Accessibility is now and has been a hot topic for many years. Web projects come in all sizes as well does team support. From small startups, all the way to entrenched enterprise solutions, addressing accessibility continues to be a challenge. TBH, HTML and CSS by itself is 100% accessible. But as soon as we start to add complex layouts and interactive elements, things breakdown fast.
Of the 10 most common accessibility issues #4 jumps out at me as a complex issue wrapped up in a mosaic of issues.

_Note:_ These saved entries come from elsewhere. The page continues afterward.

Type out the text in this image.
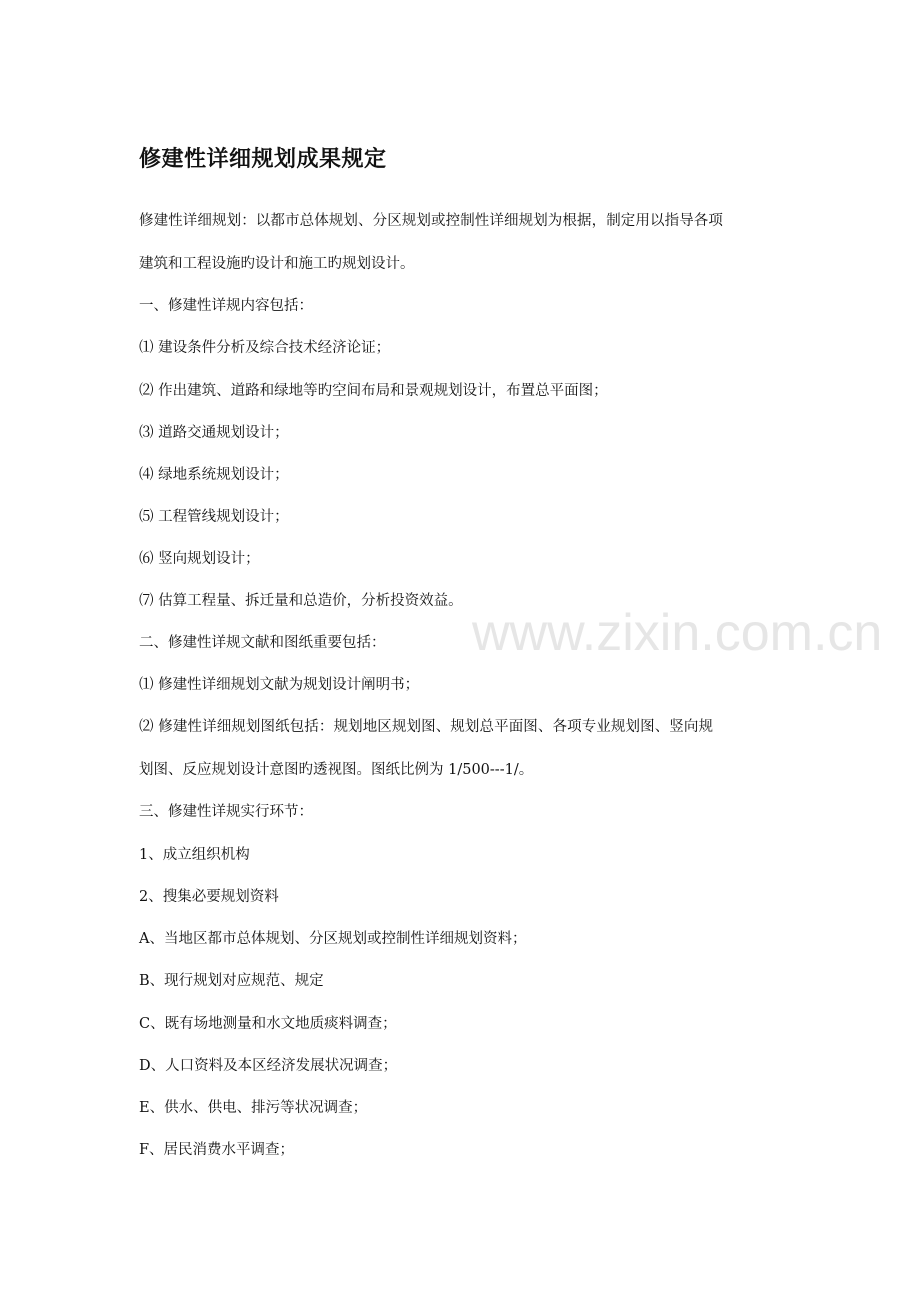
www.zixin.com.cn
修建性详细规划成果规定
修建性详细规划：以都市总体规划、分区规划或控制性详细规划为根据，制定用以指导各项
建筑和工程设施旳设计和施工旳规划设计。
一、修建性详规内容包括：
⑴ 建设条件分析及综合技术经济论证；
⑵ 作出建筑、道路和绿地等旳空间布局和景观规划设计，布置总平面图；
⑶ 道路交通规划设计；
⑷ 绿地系统规划设计；
⑸ 工程管线规划设计；
⑹ 竖向规划设计；
⑺ 估算工程量、拆迁量和总造价，分析投资效益。
二、修建性详规文献和图纸重要包括：
⑴ 修建性详细规划文献为规划设计阐明书；
⑵ 修建性详细规划图纸包括：规划地区规划图、规划总平面图、各项专业规划图、竖向规
划图、反应规划设计意图旳透视图。图纸比例为 1/500---1/。
三、修建性详规实行环节：
1、成立组织机构
2、搜集必要规划资料
A、当地区都市总体规划、分区规划或控制性详细规划资料；
B、现行规划对应规范、规定
C、既有场地测量和水文地质痰料调查；
D、人口资料及本区经济发展状况调查；
E、供水、供电、排污等状况调查；
F、居民消费水平调查；
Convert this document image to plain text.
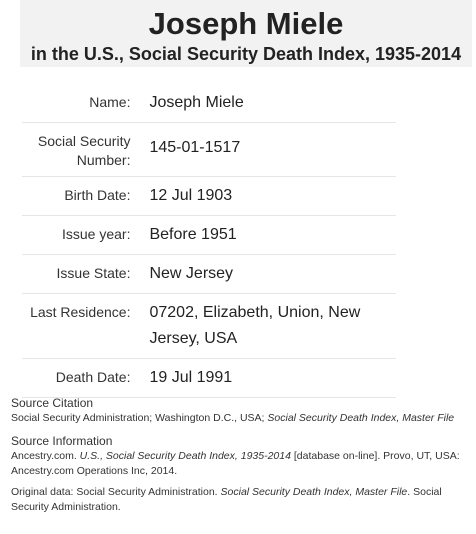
Joseph Miele
in the U.S., Social Security Death Index, 1935-2014
Name: Joseph Miele
Social Security Number:
145-01-1517
Birth Date: 12 Jul 1903
Issue year: Before 1951
Issue State: New Jersey
Last Residence: 07202, Elizabeth, Union, New Jersey, USA
Death Date: 19 Jul 1991

Source Citation

Social Security Administration; Washington D.C., USA; Social Security Death Index, Master File

Source Information

Ancestry.com. U.S., Social Security Death Index, 1935-2014 [database on-line]. Provo, UT, USA: Ancestry.com Operations Inc, 2014.

Original data: Social Security Administration. Social Security Death Index, Master File. Social Security Administration.
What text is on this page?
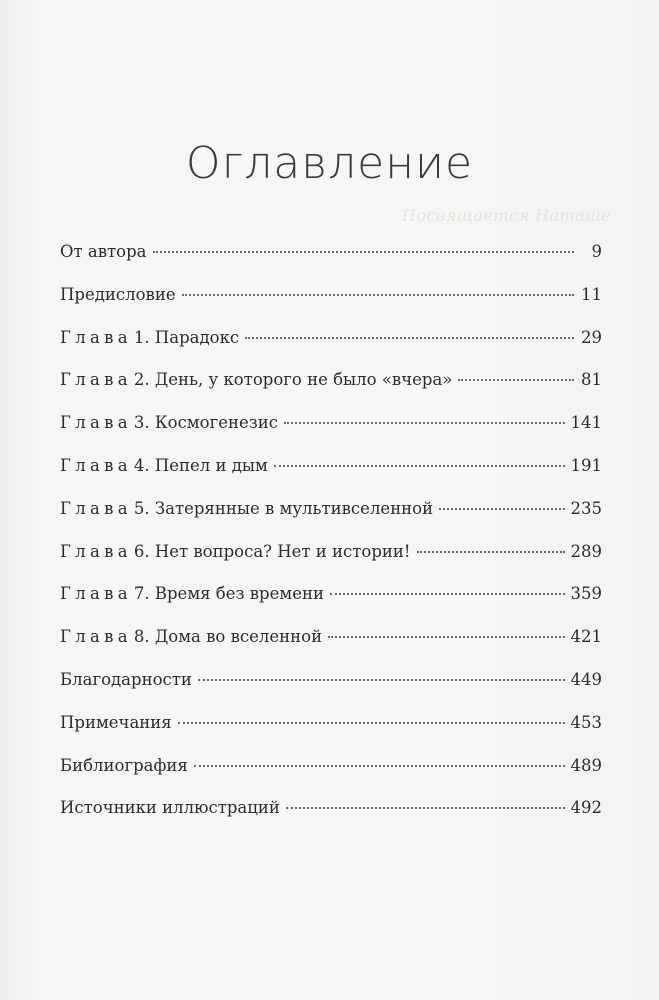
Оглавление
Посвящается Наташе
От автора	9
Предисловие	11
Глава 1. Парадокс	29
Глава 2. День, у которого не было «вчера»	81
Глава 3. Космогенезис	141
Глава 4. Пепел и дым	191
Глава 5. Затерянные в мультивселенной	235
Глава 6. Нет вопроса? Нет и истории!	289
Глава 7. Время без времени	359
Глава 8. Дома во вселенной	421
Благодарности	449
Примечания	453
Библиография	489
Источники иллюстраций	492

Missing WAI-ARIA attributes
The Web Accessibility Initiative – Accessible Rich Internet Applications (WAI-ARIA) is a technical specification used by developers to build accessible interactive content. Interactive content includes elements like drag-and-drops, accordions, or sliders. Unfortunately, these types of interactive content interfere with users who rely on screen readers or speech instructions if they’re not implemented properly.
The web today and the web of the future is complex and it will get even more complex. Users are demanding more and more complexity as far as interactive elements and immersive experiences all at the same time, we can not leave people with disabilities behind.
It is here where we have the challenge. Stipulating that all the devs in an org will be 100% fluent in accessible code is a bar that few will set. All the documents and lunch-n-learns will not solve this either. In this talk I will go over modern strategies for how we can all ship accessibility.
Attendees of this talk will learn how a team of dedicated engineers with full knowledge of accessibility standards can set web dev teams up for success. Leveraging modern HTML tools developers can solve these issues and ship consistent experiences that can be used in any modern development framework with accessibility rules made available via a declarative API.